Cabuyal
En la vasta biblioteca de la memoria humana, existe un volumen sin título, encuadernado en madera salina y hojas de viento. Contiene una única entrada: “Cabuyal”. Nadie recuerda quién lo escribió, pero todo aquel que alguna vez lo ha abierto, afirma haber sentido la arena entre los dedos y haber escuchado el mar como si le hablara en un idioma anterior al lenguaje.
Una tarde sin fecha, el narrador regresó. No buscaba nada, lo sabía. En realidad, quizá nunca se había ido. Cabuyal —esa playa olvidada que duerme fuera del tiempo— no pertenece a los mapas.

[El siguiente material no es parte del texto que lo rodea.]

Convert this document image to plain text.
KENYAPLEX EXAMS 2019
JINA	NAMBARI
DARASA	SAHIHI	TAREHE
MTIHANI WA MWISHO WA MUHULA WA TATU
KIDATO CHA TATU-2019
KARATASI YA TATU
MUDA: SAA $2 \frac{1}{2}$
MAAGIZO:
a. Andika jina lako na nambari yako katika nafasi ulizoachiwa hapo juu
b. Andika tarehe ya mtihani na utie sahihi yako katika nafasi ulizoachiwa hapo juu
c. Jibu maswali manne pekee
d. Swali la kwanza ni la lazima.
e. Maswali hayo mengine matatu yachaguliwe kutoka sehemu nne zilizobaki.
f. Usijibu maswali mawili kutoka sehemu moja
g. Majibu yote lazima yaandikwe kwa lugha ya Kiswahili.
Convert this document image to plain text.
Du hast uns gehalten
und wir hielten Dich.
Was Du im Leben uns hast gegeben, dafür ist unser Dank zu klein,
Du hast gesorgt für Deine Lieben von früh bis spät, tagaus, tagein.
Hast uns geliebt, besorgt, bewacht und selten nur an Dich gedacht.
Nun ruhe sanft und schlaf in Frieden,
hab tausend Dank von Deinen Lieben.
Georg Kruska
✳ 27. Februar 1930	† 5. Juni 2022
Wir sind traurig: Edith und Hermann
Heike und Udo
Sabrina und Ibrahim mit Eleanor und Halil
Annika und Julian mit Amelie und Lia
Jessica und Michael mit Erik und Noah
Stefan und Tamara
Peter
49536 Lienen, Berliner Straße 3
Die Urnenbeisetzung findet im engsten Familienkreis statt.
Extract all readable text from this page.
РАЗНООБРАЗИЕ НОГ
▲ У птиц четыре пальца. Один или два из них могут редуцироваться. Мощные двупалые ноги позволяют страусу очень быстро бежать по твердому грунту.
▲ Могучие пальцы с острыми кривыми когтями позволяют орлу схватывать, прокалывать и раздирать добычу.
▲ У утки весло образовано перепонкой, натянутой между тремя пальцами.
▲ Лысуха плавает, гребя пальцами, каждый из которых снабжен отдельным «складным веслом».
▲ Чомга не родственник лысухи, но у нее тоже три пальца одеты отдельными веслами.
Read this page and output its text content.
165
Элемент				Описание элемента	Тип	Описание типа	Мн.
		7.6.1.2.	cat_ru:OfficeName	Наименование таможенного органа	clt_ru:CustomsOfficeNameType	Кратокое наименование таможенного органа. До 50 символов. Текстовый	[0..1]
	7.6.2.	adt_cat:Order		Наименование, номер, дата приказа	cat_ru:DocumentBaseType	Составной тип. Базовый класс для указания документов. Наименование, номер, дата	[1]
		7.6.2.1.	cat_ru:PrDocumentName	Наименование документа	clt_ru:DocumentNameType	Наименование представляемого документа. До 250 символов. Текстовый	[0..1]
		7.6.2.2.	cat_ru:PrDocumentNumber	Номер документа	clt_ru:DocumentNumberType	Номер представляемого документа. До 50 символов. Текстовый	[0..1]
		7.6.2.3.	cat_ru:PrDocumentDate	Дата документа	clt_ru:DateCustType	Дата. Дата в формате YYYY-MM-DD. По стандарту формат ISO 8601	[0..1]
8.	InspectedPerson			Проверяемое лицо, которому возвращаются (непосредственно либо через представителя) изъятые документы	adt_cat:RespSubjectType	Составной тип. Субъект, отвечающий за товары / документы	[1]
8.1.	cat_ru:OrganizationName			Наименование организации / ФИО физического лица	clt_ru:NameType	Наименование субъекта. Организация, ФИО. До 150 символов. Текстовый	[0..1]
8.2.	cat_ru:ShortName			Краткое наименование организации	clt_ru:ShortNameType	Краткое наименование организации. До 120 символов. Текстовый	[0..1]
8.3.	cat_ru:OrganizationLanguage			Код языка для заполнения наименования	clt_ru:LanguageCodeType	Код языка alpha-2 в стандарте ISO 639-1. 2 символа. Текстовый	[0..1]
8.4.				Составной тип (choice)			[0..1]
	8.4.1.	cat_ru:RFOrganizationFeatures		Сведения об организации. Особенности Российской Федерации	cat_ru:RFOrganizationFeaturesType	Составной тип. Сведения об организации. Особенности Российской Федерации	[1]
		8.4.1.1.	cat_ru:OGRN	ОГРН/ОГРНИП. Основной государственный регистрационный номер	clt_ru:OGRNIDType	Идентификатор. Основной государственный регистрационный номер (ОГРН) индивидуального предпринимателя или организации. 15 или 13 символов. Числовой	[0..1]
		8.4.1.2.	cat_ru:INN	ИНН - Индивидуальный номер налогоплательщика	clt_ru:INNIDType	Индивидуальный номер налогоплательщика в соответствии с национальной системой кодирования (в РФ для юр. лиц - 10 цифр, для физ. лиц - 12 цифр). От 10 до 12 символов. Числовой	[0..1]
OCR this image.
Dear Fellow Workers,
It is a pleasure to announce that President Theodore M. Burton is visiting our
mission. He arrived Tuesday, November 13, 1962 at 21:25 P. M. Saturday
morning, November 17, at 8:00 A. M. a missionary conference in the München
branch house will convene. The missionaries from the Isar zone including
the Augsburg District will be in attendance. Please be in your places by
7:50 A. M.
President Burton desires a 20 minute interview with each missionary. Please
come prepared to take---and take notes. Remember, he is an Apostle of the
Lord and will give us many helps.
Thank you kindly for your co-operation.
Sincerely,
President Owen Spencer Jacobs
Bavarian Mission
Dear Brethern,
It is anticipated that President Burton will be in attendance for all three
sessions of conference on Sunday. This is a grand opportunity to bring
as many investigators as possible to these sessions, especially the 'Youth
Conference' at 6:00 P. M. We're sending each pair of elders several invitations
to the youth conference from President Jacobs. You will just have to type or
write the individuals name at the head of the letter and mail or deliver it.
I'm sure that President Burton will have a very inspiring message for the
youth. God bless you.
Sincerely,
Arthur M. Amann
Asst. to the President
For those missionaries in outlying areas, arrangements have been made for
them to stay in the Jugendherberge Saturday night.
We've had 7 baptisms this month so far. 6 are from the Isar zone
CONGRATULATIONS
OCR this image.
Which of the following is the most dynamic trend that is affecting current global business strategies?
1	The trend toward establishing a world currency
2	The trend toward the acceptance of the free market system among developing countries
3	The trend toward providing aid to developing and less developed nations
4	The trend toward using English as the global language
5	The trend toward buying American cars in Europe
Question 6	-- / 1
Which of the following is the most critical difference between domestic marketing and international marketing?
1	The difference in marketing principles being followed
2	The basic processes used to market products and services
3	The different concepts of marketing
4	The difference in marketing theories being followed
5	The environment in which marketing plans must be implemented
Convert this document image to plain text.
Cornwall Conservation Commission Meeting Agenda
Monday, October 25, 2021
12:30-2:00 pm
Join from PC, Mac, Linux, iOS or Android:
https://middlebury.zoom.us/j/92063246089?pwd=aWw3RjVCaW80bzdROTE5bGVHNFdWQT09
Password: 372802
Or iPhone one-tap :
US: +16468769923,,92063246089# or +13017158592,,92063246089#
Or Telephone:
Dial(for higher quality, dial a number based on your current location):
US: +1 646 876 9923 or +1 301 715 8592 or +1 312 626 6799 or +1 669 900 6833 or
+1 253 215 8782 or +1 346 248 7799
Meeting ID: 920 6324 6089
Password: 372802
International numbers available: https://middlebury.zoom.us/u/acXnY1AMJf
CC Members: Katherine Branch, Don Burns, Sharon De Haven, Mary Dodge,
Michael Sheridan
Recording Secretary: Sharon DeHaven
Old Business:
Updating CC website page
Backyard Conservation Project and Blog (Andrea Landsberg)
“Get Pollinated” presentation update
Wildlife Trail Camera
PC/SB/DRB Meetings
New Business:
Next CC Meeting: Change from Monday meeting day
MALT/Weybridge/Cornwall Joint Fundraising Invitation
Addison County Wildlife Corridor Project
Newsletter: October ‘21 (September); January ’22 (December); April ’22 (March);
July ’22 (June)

Su geografía es fluctuante, como la de los sueños.
El cielo se deshacía en cobre y melón, y el mar repetía su letanía eterna. Las piedras —que según ciertos místicos contienen almas antiguas— reían con las olas como si conversaran sobre siglos enterrados. El narrador se sentó, no como quien descansa, sino como quien consulta un oráculo.
Entonces ocurrió lo imposible: recordó algo que no había vivido. Vio un rostro entre las espumas, una historia grabada en las vetas de un tronco arrastrado por la marea, y comprendió que Cabuyal no era un lugar, sino un pliegue del tiempo donde todos los regresos ya habían ocurrido.
Al caer el sol, supo que cada visita a Cabuyal es un eco de otra, una repetición dentro de un ciclo mayor que no conoce principio ni fin. Y entendió, también, que algunos lugares no esperan: simplemente son. Son porque el recuerdo los sostiene, como se sostiene un sueño que se niega a desvanecerse al despertar.